Mönchengladbach. Drei Jahre Jugendstrafe wegen gefährlicher Körperverletzung - so lautete am Freitag das Urteil, das das Gericht gegen eine 20-jährige Mönchengladbacherin verhängte.

Im Mai diesen Jahres hatte K. nach einer "Sauf-Party" mit ihrer Mutter und deren Freund am frühen Morgen mit einem Alkoholpegel von über drei Promille im Blut auf den 59-Jährigen eingeschlagen. Mit einem gusseisernen scharfkantigen Blumenständer und einem schweren hölzernen Transportbrett für Blumen hatte sie den Mann traktiert, bis dieser blutüberströmt mit einem Schädel-, Kiefer- und Nasentrümmerbruch am Boden liegen blieb.
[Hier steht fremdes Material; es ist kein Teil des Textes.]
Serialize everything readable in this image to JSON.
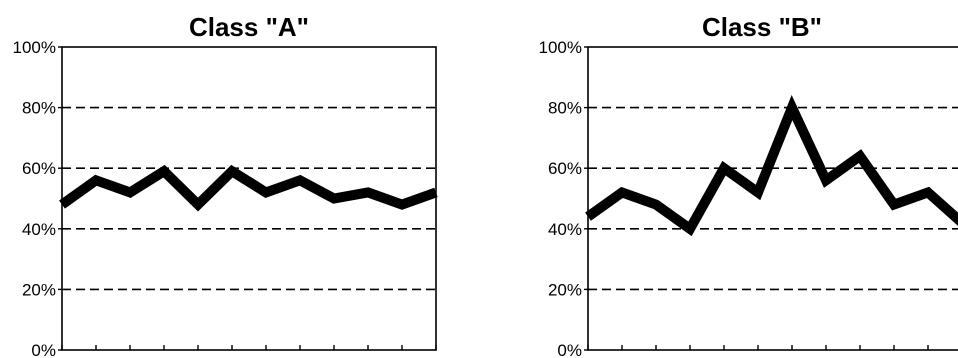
{
  "chart_data": [
    {
      "type": "line",
      "title": "Class \"A\"",
      "xlabel": "",
      "ylabel": "",
      "ylim": [
        0,
        100
      ],
      "y_ticks": [
        "0%",
        "20%",
        "40%",
        "60%",
        "80%",
        "100%"
      ],
      "grid": "horizontal dashed",
      "legend": "none",
      "x": [
        1,
        2,
        3,
        4,
        5,
        6,
        7,
        8,
        9,
        10,
        11,
        12
      ],
      "series": [
        {
          "values": [
            48,
            56,
            52,
            59,
            48,
            59,
            52,
            56,
            50,
            52,
            48,
            52
          ]
        }
      ]
    },
    {
      "type": "line",
      "title": "Class \"B\"",
      "xlabel": "",
      "ylabel": "",
      "ylim": [
        0,
        100
      ],
      "y_ticks": [
        "0%",
        "20%",
        "40%",
        "60%",
        "80%",
        "100%"
      ],
      "grid": "horizontal dashed",
      "legend": "none",
      "x": [
        1,
        2,
        3,
        4,
        5,
        6,
        7,
        8,
        9,
        10,
        11,
        12
      ],
      "series": [
        {
          "values": [
            44,
            52,
            48,
            40,
            60,
            52,
            80,
            56,
            64,
            48,
            52,
            42
          ]
        }
      ]
    }
  ],
  "colors": {
    "line": "#000000",
    "grid": "#000000",
    "background": "#ffffff"
  }
}
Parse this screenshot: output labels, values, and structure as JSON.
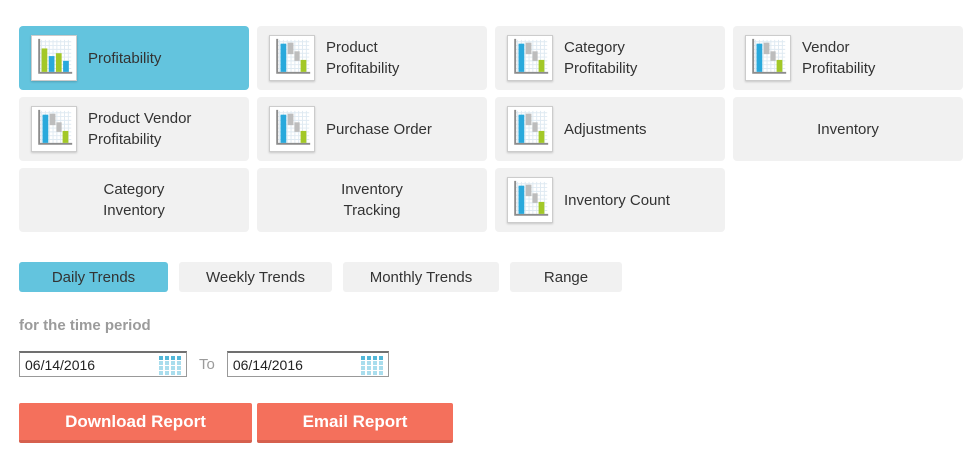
{
  "report_selector": {
    "items": [
      {
        "label": "Profitability",
        "lines": [
          "Profitability"
        ],
        "icon": "bar-chart-icon",
        "selected": true
      },
      {
        "label": "Product Profitability",
        "lines": [
          "Product",
          "Profitability"
        ],
        "icon": "waterfall-chart-icon",
        "selected": false
      },
      {
        "label": "Category Profitability",
        "lines": [
          "Category",
          "Profitability"
        ],
        "icon": "waterfall-chart-icon",
        "selected": false
      },
      {
        "label": "Vendor Profitability",
        "lines": [
          "Vendor",
          "Profitability"
        ],
        "icon": "waterfall-chart-icon",
        "selected": false
      },
      {
        "label": "Product Vendor Profitability",
        "lines": [
          "Product Vendor",
          "Profitability"
        ],
        "icon": "waterfall-chart-icon",
        "selected": false
      },
      {
        "label": "Purchase Order",
        "lines": [
          "Purchase Order"
        ],
        "icon": "waterfall-chart-icon",
        "selected": false
      },
      {
        "label": "Adjustments",
        "lines": [
          "Adjustments"
        ],
        "icon": "waterfall-chart-icon",
        "selected": false
      },
      {
        "label": "Inventory",
        "lines": [
          "Inventory"
        ],
        "icon": null,
        "selected": false
      },
      {
        "label": "Category Inventory",
        "lines": [
          "Category",
          "Inventory"
        ],
        "icon": null,
        "selected": false
      },
      {
        "label": "Inventory Tracking",
        "lines": [
          "Inventory",
          "Tracking"
        ],
        "icon": null,
        "selected": false
      },
      {
        "label": "Inventory Count",
        "lines": [
          "Inventory Count"
        ],
        "icon": "waterfall-chart-icon",
        "selected": false
      }
    ]
  },
  "trend_tabs": {
    "items": [
      {
        "label": "Daily Trends",
        "selected": true
      },
      {
        "label": "Weekly Trends",
        "selected": false
      },
      {
        "label": "Monthly Trends",
        "selected": false
      },
      {
        "label": "Range",
        "selected": false
      }
    ]
  },
  "time_period": {
    "heading": "for the time period",
    "start_date": "06/14/2016",
    "separator": "To",
    "end_date": "06/14/2016",
    "calendar_icon": "calendar-grid-icon"
  },
  "actions": {
    "download": "Download Report",
    "email": "Email Report"
  },
  "colors": {
    "selected_blue": "#63c4de",
    "tile_gray": "#f1f1f1",
    "action_coral": "#f4705c",
    "action_coral_dark": "#d6604e",
    "icon_bar_blue": "#29a9dc",
    "icon_bar_green": "#a3c827",
    "icon_bar_gray": "#bdbdbd",
    "icon_grid_line": "#dfeaf2",
    "icon_axis_gray": "#8c8c8c",
    "calendar_blue_dark": "#53b7d8",
    "calendar_blue_light": "#a9dded"
  }
}
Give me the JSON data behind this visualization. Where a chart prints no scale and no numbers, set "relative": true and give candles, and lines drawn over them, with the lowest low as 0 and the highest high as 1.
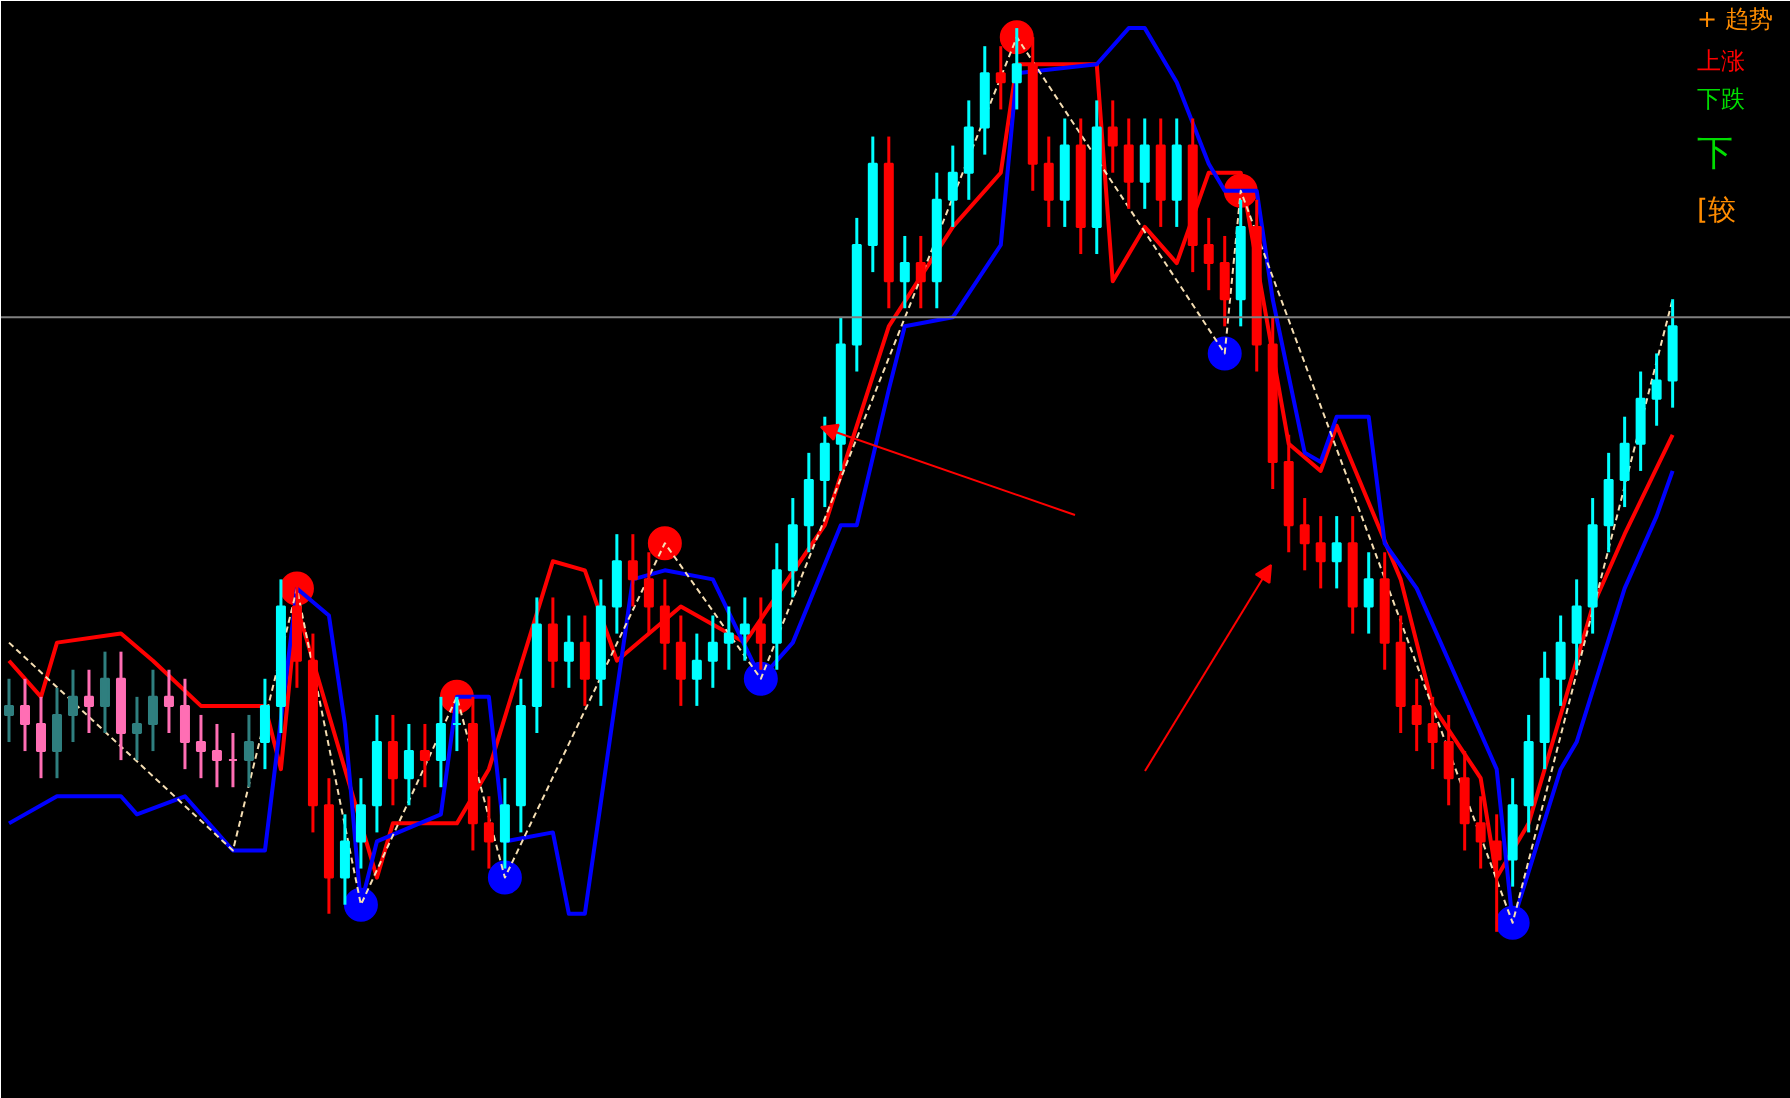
{
  "chart_data": {
    "type": "candlestick",
    "relative": true,
    "grid": false,
    "categories": [
      null,
      null,
      null,
      null,
      null,
      null,
      null,
      null,
      null,
      null,
      null,
      null,
      null,
      null,
      null,
      null,
      null,
      null,
      null,
      null,
      null,
      null,
      null,
      null,
      null,
      null,
      null,
      null,
      null,
      null,
      null,
      null,
      null,
      null,
      null,
      null,
      null,
      null,
      null,
      null,
      null,
      null,
      null,
      null,
      null,
      null,
      null,
      null,
      null,
      null,
      null,
      null,
      null,
      null,
      null,
      null,
      null,
      null,
      null,
      null,
      null,
      null,
      null,
      null,
      null,
      null,
      null,
      null,
      null,
      null,
      null,
      null,
      null,
      null,
      null,
      null,
      null,
      null,
      null,
      null,
      null,
      null,
      null,
      null,
      null,
      null,
      null,
      null,
      null,
      null,
      null,
      null,
      null,
      null,
      null,
      null,
      null,
      null,
      null,
      null,
      null,
      null,
      null,
      null,
      null
    ],
    "ohlc": [
      [
        0.24,
        0.28,
        0.21,
        0.25
      ],
      [
        0.25,
        0.28,
        0.2,
        0.23
      ],
      [
        0.23,
        0.26,
        0.17,
        0.2
      ],
      [
        0.2,
        0.27,
        0.17,
        0.24
      ],
      [
        0.24,
        0.29,
        0.21,
        0.26
      ],
      [
        0.26,
        0.29,
        0.22,
        0.25
      ],
      [
        0.25,
        0.31,
        0.22,
        0.28
      ],
      [
        0.28,
        0.31,
        0.19,
        0.22
      ],
      [
        0.22,
        0.26,
        0.19,
        0.23
      ],
      [
        0.23,
        0.29,
        0.2,
        0.26
      ],
      [
        0.26,
        0.29,
        0.22,
        0.25
      ],
      [
        0.25,
        0.28,
        0.18,
        0.21
      ],
      [
        0.21,
        0.24,
        0.17,
        0.2
      ],
      [
        0.2,
        0.23,
        0.16,
        0.19
      ],
      [
        0.19,
        0.22,
        0.16,
        0.19
      ],
      [
        0.19,
        0.24,
        0.16,
        0.21
      ],
      [
        0.21,
        0.28,
        0.18,
        0.25
      ],
      [
        0.25,
        0.39,
        0.22,
        0.36
      ],
      [
        0.36,
        0.39,
        0.27,
        0.3
      ],
      [
        0.3,
        0.33,
        0.11,
        0.14
      ],
      [
        0.14,
        0.17,
        0.02,
        0.06
      ],
      [
        0.06,
        0.13,
        0.03,
        0.1
      ],
      [
        0.1,
        0.17,
        0.07,
        0.14
      ],
      [
        0.14,
        0.24,
        0.11,
        0.21
      ],
      [
        0.21,
        0.24,
        0.14,
        0.17
      ],
      [
        0.17,
        0.23,
        0.14,
        0.2
      ],
      [
        0.2,
        0.23,
        0.16,
        0.19
      ],
      [
        0.19,
        0.26,
        0.16,
        0.23
      ],
      [
        0.23,
        0.26,
        0.2,
        0.23
      ],
      [
        0.23,
        0.26,
        0.09,
        0.12
      ],
      [
        0.12,
        0.15,
        0.07,
        0.1
      ],
      [
        0.1,
        0.17,
        0.07,
        0.14
      ],
      [
        0.14,
        0.28,
        0.11,
        0.25
      ],
      [
        0.25,
        0.37,
        0.22,
        0.34
      ],
      [
        0.34,
        0.37,
        0.27,
        0.3
      ],
      [
        0.3,
        0.35,
        0.27,
        0.32
      ],
      [
        0.32,
        0.35,
        0.25,
        0.28
      ],
      [
        0.28,
        0.39,
        0.25,
        0.36
      ],
      [
        0.36,
        0.44,
        0.33,
        0.41
      ],
      [
        0.41,
        0.44,
        0.36,
        0.39
      ],
      [
        0.39,
        0.42,
        0.33,
        0.36
      ],
      [
        0.36,
        0.39,
        0.29,
        0.32
      ],
      [
        0.32,
        0.35,
        0.25,
        0.28
      ],
      [
        0.28,
        0.33,
        0.25,
        0.3
      ],
      [
        0.3,
        0.35,
        0.27,
        0.32
      ],
      [
        0.32,
        0.36,
        0.29,
        0.33
      ],
      [
        0.33,
        0.37,
        0.3,
        0.34
      ],
      [
        0.34,
        0.37,
        0.29,
        0.32
      ],
      [
        0.32,
        0.43,
        0.29,
        0.4
      ],
      [
        0.4,
        0.48,
        0.37,
        0.45
      ],
      [
        0.45,
        0.53,
        0.42,
        0.5
      ],
      [
        0.5,
        0.57,
        0.47,
        0.54
      ],
      [
        0.54,
        0.68,
        0.51,
        0.65
      ],
      [
        0.65,
        0.79,
        0.62,
        0.76
      ],
      [
        0.76,
        0.88,
        0.73,
        0.85
      ],
      [
        0.85,
        0.88,
        0.69,
        0.72
      ],
      [
        0.72,
        0.77,
        0.69,
        0.74
      ],
      [
        0.74,
        0.77,
        0.69,
        0.72
      ],
      [
        0.72,
        0.84,
        0.69,
        0.81
      ],
      [
        0.81,
        0.87,
        0.78,
        0.84
      ],
      [
        0.84,
        0.92,
        0.81,
        0.89
      ],
      [
        0.89,
        0.98,
        0.86,
        0.95
      ],
      [
        0.95,
        0.98,
        0.91,
        0.94
      ],
      [
        0.94,
        1.0,
        0.91,
        0.96
      ],
      [
        0.96,
        0.99,
        0.82,
        0.85
      ],
      [
        0.85,
        0.88,
        0.78,
        0.81
      ],
      [
        0.81,
        0.9,
        0.78,
        0.87
      ],
      [
        0.87,
        0.9,
        0.75,
        0.78
      ],
      [
        0.78,
        0.92,
        0.75,
        0.89
      ],
      [
        0.89,
        0.92,
        0.84,
        0.87
      ],
      [
        0.87,
        0.9,
        0.8,
        0.83
      ],
      [
        0.83,
        0.9,
        0.8,
        0.87
      ],
      [
        0.87,
        0.9,
        0.78,
        0.81
      ],
      [
        0.81,
        0.9,
        0.78,
        0.87
      ],
      [
        0.87,
        0.9,
        0.73,
        0.76
      ],
      [
        0.76,
        0.79,
        0.71,
        0.74
      ],
      [
        0.74,
        0.77,
        0.67,
        0.7
      ],
      [
        0.7,
        0.81,
        0.67,
        0.78
      ],
      [
        0.78,
        0.81,
        0.62,
        0.65
      ],
      [
        0.65,
        0.68,
        0.49,
        0.52
      ],
      [
        0.52,
        0.55,
        0.42,
        0.45
      ],
      [
        0.45,
        0.48,
        0.4,
        0.43
      ],
      [
        0.43,
        0.46,
        0.38,
        0.41
      ],
      [
        0.41,
        0.46,
        0.38,
        0.43
      ],
      [
        0.43,
        0.46,
        0.33,
        0.36
      ],
      [
        0.36,
        0.42,
        0.33,
        0.39
      ],
      [
        0.39,
        0.42,
        0.29,
        0.32
      ],
      [
        0.32,
        0.35,
        0.22,
        0.25
      ],
      [
        0.25,
        0.28,
        0.2,
        0.23
      ],
      [
        0.23,
        0.26,
        0.18,
        0.21
      ],
      [
        0.21,
        0.24,
        0.14,
        0.17
      ],
      [
        0.17,
        0.2,
        0.09,
        0.12
      ],
      [
        0.12,
        0.15,
        0.07,
        0.1
      ],
      [
        0.1,
        0.13,
        0.0,
        0.08
      ],
      [
        0.08,
        0.17,
        0.05,
        0.14
      ],
      [
        0.14,
        0.24,
        0.11,
        0.21
      ],
      [
        0.21,
        0.31,
        0.18,
        0.28
      ],
      [
        0.28,
        0.35,
        0.25,
        0.32
      ],
      [
        0.32,
        0.39,
        0.29,
        0.36
      ],
      [
        0.36,
        0.48,
        0.33,
        0.45
      ],
      [
        0.45,
        0.53,
        0.42,
        0.5
      ],
      [
        0.5,
        0.57,
        0.47,
        0.54
      ],
      [
        0.54,
        0.62,
        0.51,
        0.59
      ],
      [
        0.59,
        0.64,
        0.56,
        0.61
      ],
      [
        0.61,
        0.7,
        0.58,
        0.67
      ]
    ],
    "colors": [
      "#2f7f7f",
      "#ff6eb4",
      "#ff6eb4",
      "#2f7f7f",
      "#2f7f7f",
      "#ff6eb4",
      "#2f7f7f",
      "#ff6eb4",
      "#2f7f7f",
      "#2f7f7f",
      "#ff6eb4",
      "#ff6eb4",
      "#ff6eb4",
      "#ff6eb4",
      "#ff6eb4",
      "#2f7f7f",
      "#00ffff",
      "#00ffff",
      "#ff0000",
      "#ff0000",
      "#ff0000",
      "#00ffff",
      "#00ffff",
      "#00ffff",
      "#ff0000",
      "#00ffff",
      "#ff0000",
      "#00ffff",
      "#00ffff",
      "#ff0000",
      "#ff0000",
      "#00ffff",
      "#00ffff",
      "#00ffff",
      "#ff0000",
      "#00ffff",
      "#ff0000",
      "#00ffff",
      "#00ffff",
      "#ff0000",
      "#ff0000",
      "#ff0000",
      "#ff0000",
      "#00ffff",
      "#00ffff",
      "#00ffff",
      "#00ffff",
      "#ff0000",
      "#00ffff",
      "#00ffff",
      "#00ffff",
      "#00ffff",
      "#00ffff",
      "#00ffff",
      "#00ffff",
      "#ff0000",
      "#00ffff",
      "#ff0000",
      "#00ffff",
      "#00ffff",
      "#00ffff",
      "#00ffff",
      "#ff0000",
      "#00ffff",
      "#ff0000",
      "#ff0000",
      "#00ffff",
      "#ff0000",
      "#00ffff",
      "#ff0000",
      "#ff0000",
      "#00ffff",
      "#ff0000",
      "#00ffff",
      "#ff0000",
      "#ff0000",
      "#ff0000",
      "#00ffff",
      "#ff0000",
      "#ff0000",
      "#ff0000",
      "#ff0000",
      "#ff0000",
      "#00ffff",
      "#ff0000",
      "#00ffff",
      "#ff0000",
      "#ff0000",
      "#ff0000",
      "#ff0000",
      "#ff0000",
      "#ff0000",
      "#ff0000",
      "#ff0000",
      "#00ffff",
      "#00ffff",
      "#00ffff",
      "#00ffff",
      "#00ffff",
      "#00ffff",
      "#00ffff",
      "#00ffff",
      "#00ffff",
      "#00ffff",
      "#00ffff"
    ],
    "series": [
      {
        "type": "line",
        "color": "#ff0000",
        "line_style": "solid",
        "values": [
          0.3,
          null,
          0.26,
          0.32,
          null,
          null,
          null,
          0.33,
          null,
          0.3,
          null,
          null,
          0.25,
          null,
          null,
          null,
          0.25,
          0.18,
          0.36,
          null,
          null,
          null,
          null,
          0.06,
          0.12,
          null,
          null,
          null,
          0.12,
          null,
          0.18,
          null,
          null,
          null,
          0.41,
          null,
          0.4,
          null,
          0.3,
          null,
          null,
          null,
          0.36,
          null,
          0.34,
          null,
          0.32,
          null,
          null,
          null,
          null,
          0.45,
          null,
          null,
          null,
          0.67,
          null,
          null,
          null,
          0.78,
          null,
          null,
          0.84,
          0.96,
          null,
          null,
          null,
          null,
          0.96,
          0.72,
          null,
          0.78,
          null,
          0.74,
          null,
          0.84,
          null,
          0.84,
          null,
          null,
          0.54,
          null,
          0.51,
          0.56,
          null,
          null,
          null,
          0.39,
          null,
          0.25,
          null,
          null,
          0.17,
          0.06,
          null,
          0.12,
          null,
          null,
          null,
          0.36,
          null,
          0.44,
          null,
          null,
          0.55
        ]
      },
      {
        "type": "line",
        "color": "#0000ff",
        "line_style": "solid",
        "values": [
          0.12,
          null,
          null,
          0.15,
          null,
          null,
          null,
          0.15,
          0.13,
          null,
          null,
          0.15,
          null,
          null,
          0.09,
          null,
          0.09,
          null,
          0.38,
          null,
          0.35,
          0.23,
          0.03,
          0.1,
          null,
          null,
          null,
          0.13,
          0.26,
          null,
          0.26,
          0.1,
          null,
          null,
          0.11,
          0.02,
          0.02,
          null,
          null,
          0.39,
          null,
          0.4,
          null,
          null,
          0.39,
          null,
          null,
          0.28,
          null,
          0.32,
          null,
          null,
          0.45,
          0.45,
          null,
          0.6,
          0.67,
          null,
          null,
          0.68,
          null,
          null,
          0.76,
          0.95,
          null,
          null,
          null,
          null,
          0.96,
          null,
          1.0,
          1.0,
          null,
          0.94,
          null,
          0.85,
          0.82,
          null,
          0.82,
          0.7,
          null,
          0.53,
          0.52,
          0.57,
          null,
          0.57,
          0.43,
          null,
          0.38,
          null,
          null,
          0.26,
          null,
          0.18,
          0.01,
          null,
          null,
          0.18,
          0.21,
          null,
          null,
          0.38,
          null,
          0.46,
          0.51
        ]
      },
      {
        "type": "line",
        "color": "#f5deb3",
        "line_style": "dashed",
        "values": [
          0.32,
          null,
          null,
          null,
          null,
          null,
          null,
          null,
          null,
          null,
          null,
          null,
          null,
          null,
          0.09,
          null,
          null,
          null,
          0.38,
          null,
          null,
          null,
          0.03,
          null,
          null,
          null,
          null,
          null,
          0.26,
          null,
          null,
          0.06,
          null,
          null,
          null,
          null,
          null,
          null,
          null,
          null,
          null,
          0.43,
          null,
          null,
          null,
          null,
          null,
          0.28,
          null,
          null,
          null,
          null,
          null,
          null,
          null,
          null,
          null,
          null,
          null,
          null,
          null,
          null,
          null,
          0.99,
          null,
          null,
          null,
          null,
          null,
          null,
          null,
          null,
          null,
          null,
          null,
          null,
          0.64,
          0.82,
          null,
          null,
          null,
          null,
          null,
          null,
          null,
          null,
          null,
          null,
          null,
          null,
          null,
          null,
          null,
          null,
          0.01,
          null,
          null,
          null,
          null,
          null,
          null,
          null,
          null,
          null,
          0.7
        ]
      },
      {
        "type": "scatter",
        "color": "#ff0000",
        "marker": "circle",
        "values": [
          null,
          null,
          null,
          null,
          null,
          null,
          null,
          null,
          null,
          null,
          null,
          null,
          null,
          null,
          null,
          null,
          null,
          null,
          0.38,
          null,
          null,
          null,
          null,
          null,
          null,
          null,
          null,
          null,
          0.26,
          null,
          null,
          null,
          null,
          null,
          null,
          null,
          null,
          null,
          null,
          null,
          null,
          0.43,
          null,
          null,
          null,
          null,
          null,
          null,
          null,
          null,
          null,
          null,
          null,
          null,
          null,
          null,
          null,
          null,
          null,
          null,
          null,
          null,
          null,
          0.99,
          null,
          null,
          null,
          null,
          null,
          null,
          null,
          null,
          null,
          null,
          null,
          null,
          null,
          0.82,
          null,
          null,
          null,
          null,
          null,
          null,
          null,
          null,
          null,
          null,
          null,
          null,
          null,
          null,
          null,
          null,
          null,
          null,
          null,
          null,
          null,
          null,
          null,
          null,
          null,
          null,
          null
        ]
      },
      {
        "type": "scatter",
        "color": "#0000ff",
        "marker": "circle",
        "values": [
          null,
          null,
          null,
          null,
          null,
          null,
          null,
          null,
          null,
          null,
          null,
          null,
          null,
          null,
          null,
          null,
          null,
          null,
          null,
          null,
          null,
          null,
          0.03,
          null,
          null,
          null,
          null,
          null,
          null,
          null,
          null,
          0.06,
          null,
          null,
          null,
          null,
          null,
          null,
          null,
          null,
          null,
          null,
          null,
          null,
          null,
          null,
          null,
          0.28,
          null,
          null,
          null,
          null,
          null,
          null,
          null,
          null,
          null,
          null,
          null,
          null,
          null,
          null,
          null,
          null,
          null,
          null,
          null,
          null,
          null,
          null,
          null,
          null,
          null,
          null,
          null,
          null,
          0.64,
          null,
          null,
          null,
          null,
          null,
          null,
          null,
          null,
          null,
          null,
          null,
          null,
          null,
          null,
          null,
          null,
          null,
          0.01,
          null,
          null,
          null,
          null,
          null,
          null,
          null,
          null,
          null,
          null
        ]
      }
    ],
    "ref_lines": [
      {
        "axis": "y",
        "value": 0.68,
        "color": "#808080"
      }
    ],
    "annotations": [
      "+ 趋势",
      "上涨",
      "下跌",
      "下",
      "[较"
    ]
  }
}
Anschließend hatte K. noch eine Flasche Bier getrunken und dann die Wohnung verlassen. Auslöser der Tat war wohl ein Streit über den 22Jahre älteren Freund von K. gewesen, den der Freund ihrer Mutter für viel zu alt für sie hielt. Der 59-Jährige überlebte die Tat, lag aber längere Zeit im künstlichen Koma im Neuwerker Krankenhaus.

Täterin hatte nach Meinung des Gerichts keine Tötungsabsicht

Die Staatsanwaltschaft hatte auf eine Strafe wegen versuchten Totschlags plädiert. Allerdings konnte K. kein Tötungsvorsatz nachgewiesen werden. Deswegen erhielt sie die Strafe wegen gefährlicher Körperverletzung im Zustand der verminderten Schuldfähigkeit - durch den Alkoholpegel.

Gegen eine mildere Strafe sprach unter anderem das Gutachten der Jugendgerichtshilfe, das der Täterin "schädliche Neigungen" attestierte.

K. hat das Urteil angenommen. Damit ist es rechtskräftig.